What I wanted most in the book were the scenes Rove did not write about. Like the moment—it must have happened—when he talked to Bush’s chief strategist, Matthew Dowd, after Dowd had lost faith in Bush and his war. Dowd’s son enlisted in the Army, learned Arabic and was shipped out to Iraq. How did Rove react? What did he say? Did Dowd’s epiphany plant a seed of doubt in Rove? Did Rove feel betrayed? Enraged? Rove never addresses it.
Or how about the conversation when Rove apologized to White House Press Secretary Scott McClellan for using McClellan to lie about Rove’s role in outing Valerie Plame Wilson? In his own memoir, McClellan writes that on Sept. 27, 2003, he asked Rove “an unambiguous, unqualified catch-all question” about whether he was involved in “any way” with the leaking of CIA agent Valerie Plame’s identity. “Karl replied categorically, ‘No. Look, I didn’t even know about his wife.’”
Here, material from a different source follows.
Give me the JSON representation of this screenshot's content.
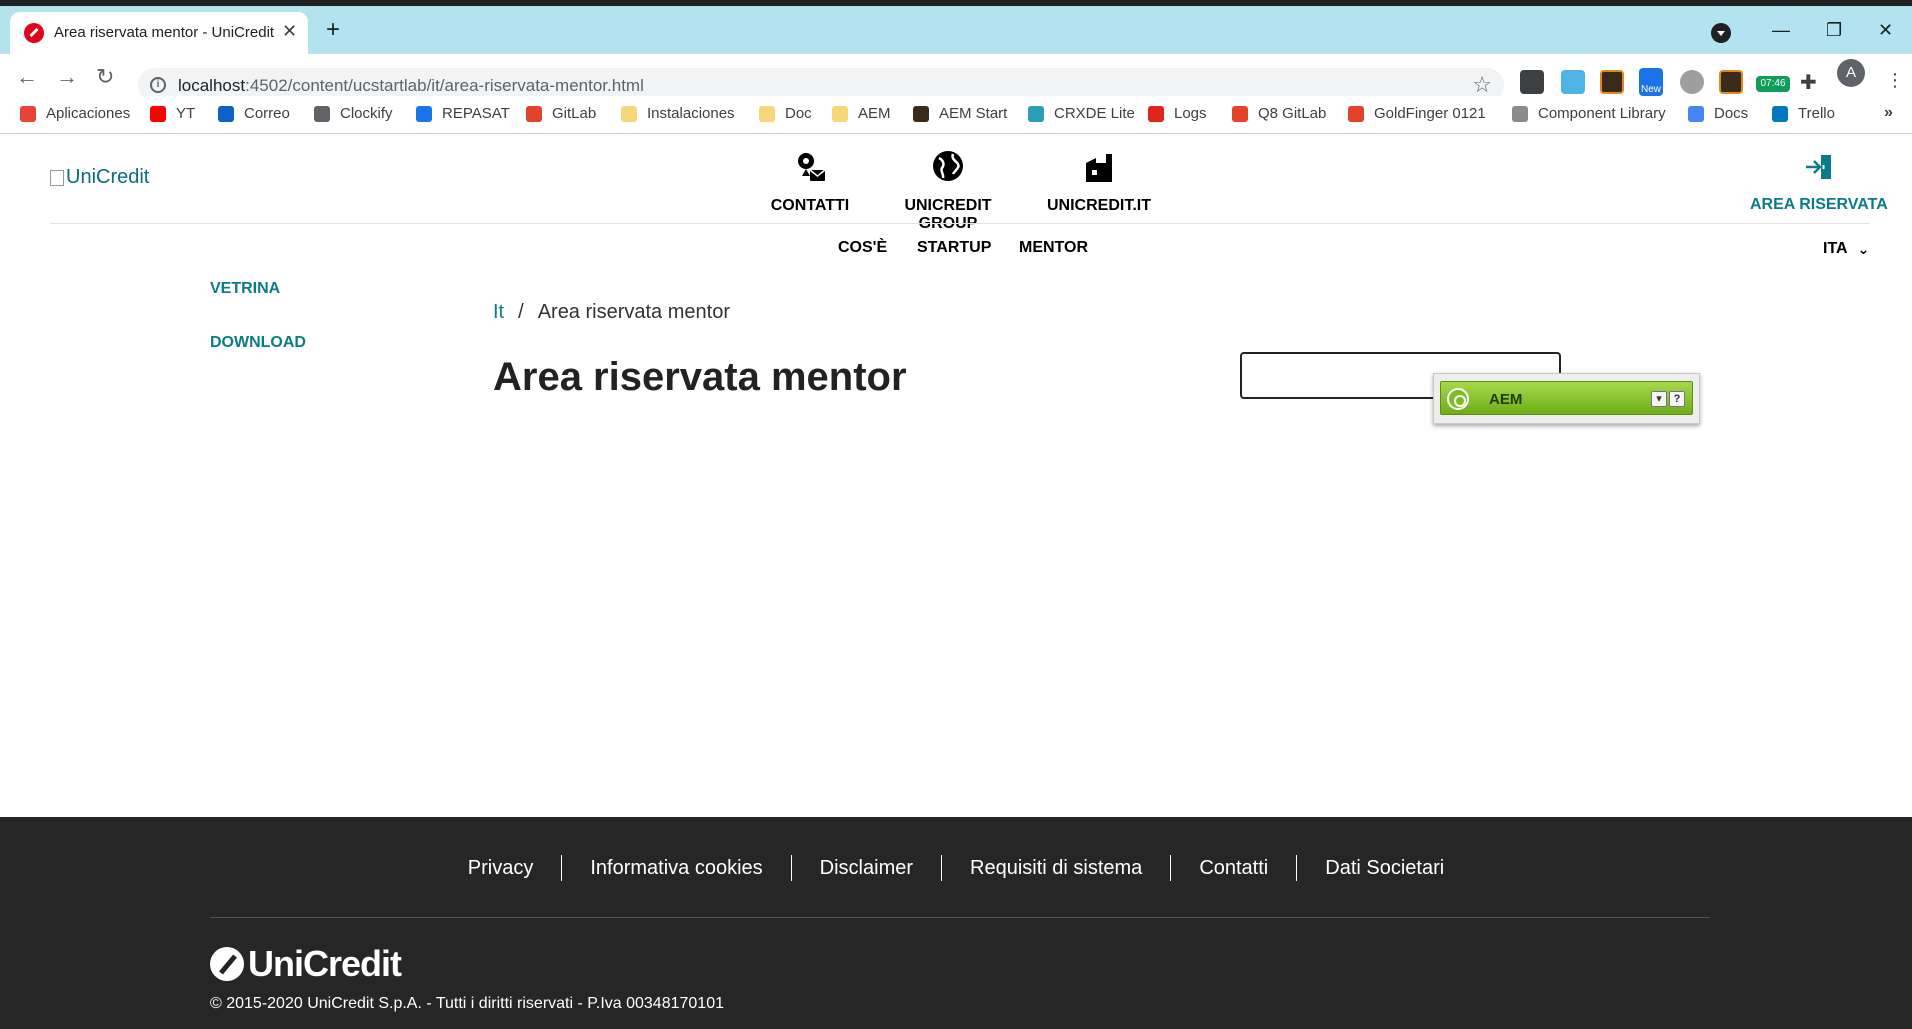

That, of course, was a lie. Rove had been a confirming source for Bob Novak, the journalist who outed Ms. Wilson. He also revealed Plame’s identity to Matt Cooper of Time magazine. Cooper told NBC’s Meet the Press, “Karl Rove told me about Valerie Plame’s identity on July 11th, 2003. I called him because Ambassador Wilson was in the news that week. I didn’t know Ambassador Wilson even had a wife until I talked to Karl Rove and he said that she worked at the agency and she worked on WMD. I mean, to imply that he didn’t know about it or that this was all the leak by someone else, or he heard it as some rumor out in the hallway is, is nonsense.”
Rove had lied to McClellan, who in turn unwittingly lied to the American people. Rove ignores his shameful treatment of McClellan. In fact, the man’s name is only mentioned twice—and one of those times was to note he “needed help in his daily battles with the press corps.” Nice. McClellan recently told Lawrence O’Donnell on MSNBC that Rove in fact apologized privately to him three times—but Rove even denies that moment of contrition and decency, telling NBC’s Matt Lauer he does not owe McClellan an apology.
On his deathbed, Rove's old College Republican running buddy Lee Atwater recanted. He lamented what he called, "this spiritual vacuum at the heart of American society, this tumor of the soul." Atwater apologized for some of the more egregious personal attacks he'd launched, and hoped for "a little heart, a lot of brotherhood." Anyone seeking such remorse from Rove will not find it in this book. It's just too much to ask of a man who has gone through so much suffering in his personal life, and whose politics and policies have caused so much suffering in our national life. And thirty bucks is too much for Rove to ask of readers who have a right to something more than a brief but compelling personal narrative followed by 500 pages of dishonesty and deception.
Paul Begala is a CNN political contributor and a research professor at Georgetown University's Public Policy Institute. He was a senior strategist for the 1992 Clinton-Gore campaign and served as counselor to President Clinton in the White House.